Frequently, researchers face the problem of data being distributed over several physical devices,
leaving them with the problem of how to execute a certain tool on a dedicated subset of images.
Not often a lot of time is necessary to spend before the analysis is performed.
Moreover, performing analysis steps on several experimental conditions often requires repeating the
whole pipeline several times to get the desired output. To tackle this problem,
polarityjam offers the execution option run_key that accepts a .csv
file describing the storage
structures and conditions. To still be able to migrate the data without altering the csv,
paths are relative to a given root folder (e.g. inputpath).
The structure of the csv is given as follows:
folder_name |
short_name |
---|---|
set_1 |
cond_1 |
set_2 |
cond_2 |
Folder structure will also be created in the provided output path.
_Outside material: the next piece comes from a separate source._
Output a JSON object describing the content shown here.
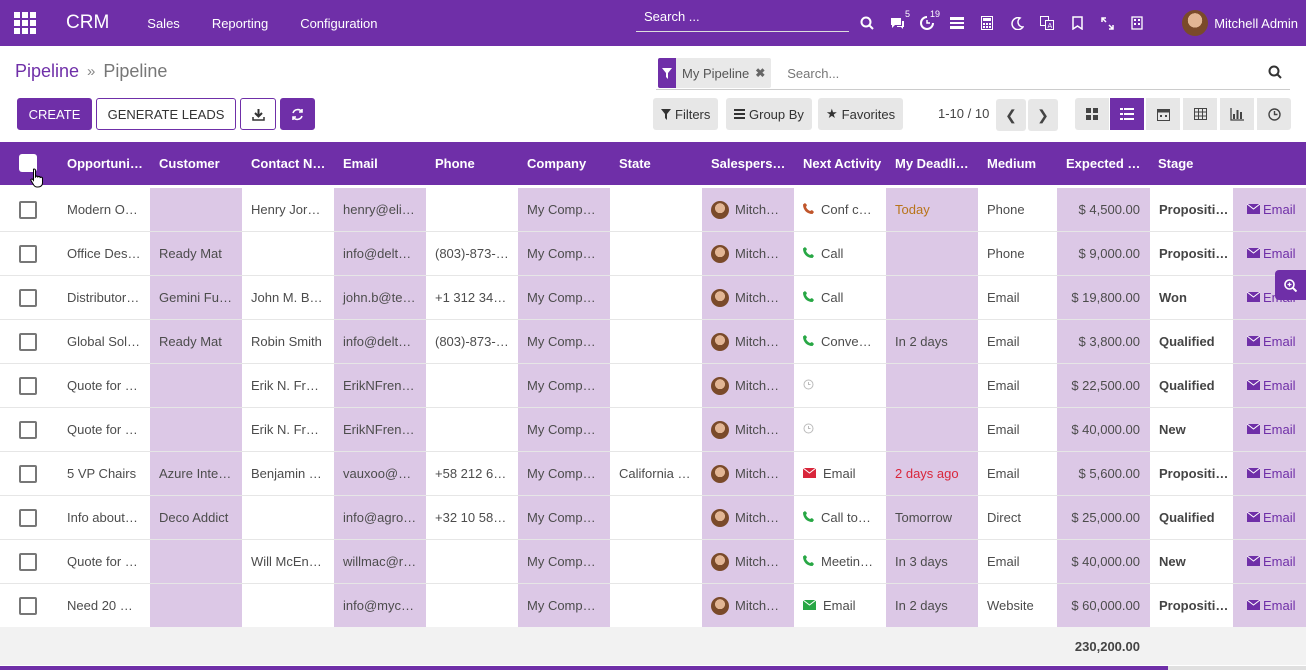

Specify a short_name different to the folder_name to rename each folder. (e.g. folder set_1 will be named cond_1 in the output path)
To better understand the concept, in the following you see a tree structure of the input and output folders visualized:
input
├── set_1
│ ├── myfile1.tif
│ └── myfile2.tif
└── set_2
└── myfile3.tif
The corresponding output folder structure would be:
output
├── cond_1
│ ├── myfile1.csv
│ ├── myfile2.csv
│ └── merged_table_cond_1.csv
├── cond_2
│ ├── myfile3.csv
│ └── merged_table_cond_2.csv
├── key_file.csv
├── run_20220610_13-10-10.log
├── run_20220610_13-10-10_param.yml
└── summary_table.csv
Warning
Using OS specific paths in the key-file.csv
might hurt reproducibility! (e.g. windows paths are different than unix paths!)
Web app
The R-shiny web app further analyses the results of the feature extraction process in the browser. There are several statistics available whose parameters can be adapted/adjusted during runtime to immediately observe the change in the corresponding visualization. Thus, exploring the data and revealing interesting patterns is heavily facilitated. To get to know more about the statics jump to circular statistics and continue reading or visit the method section.
Testing
We use a testing framework to make sure outcomes are as expected. To run the software with our example data provided in the package use the following command:
polarityjam_test
This will not keep the output on the disk. To look at the output of the tests specify a target folder:
polarityjam_test --target-folder=/tmp/mytarget
We tested our software on:
macOS 12.7.4 (21H1123), Kernel Version: Darwin 21.6.0 ubuntu 22.04.4 LTS, Kernel Version: 6.5.0-1018-azure Windows 10.0.20348 Build 2402 (without plot tests)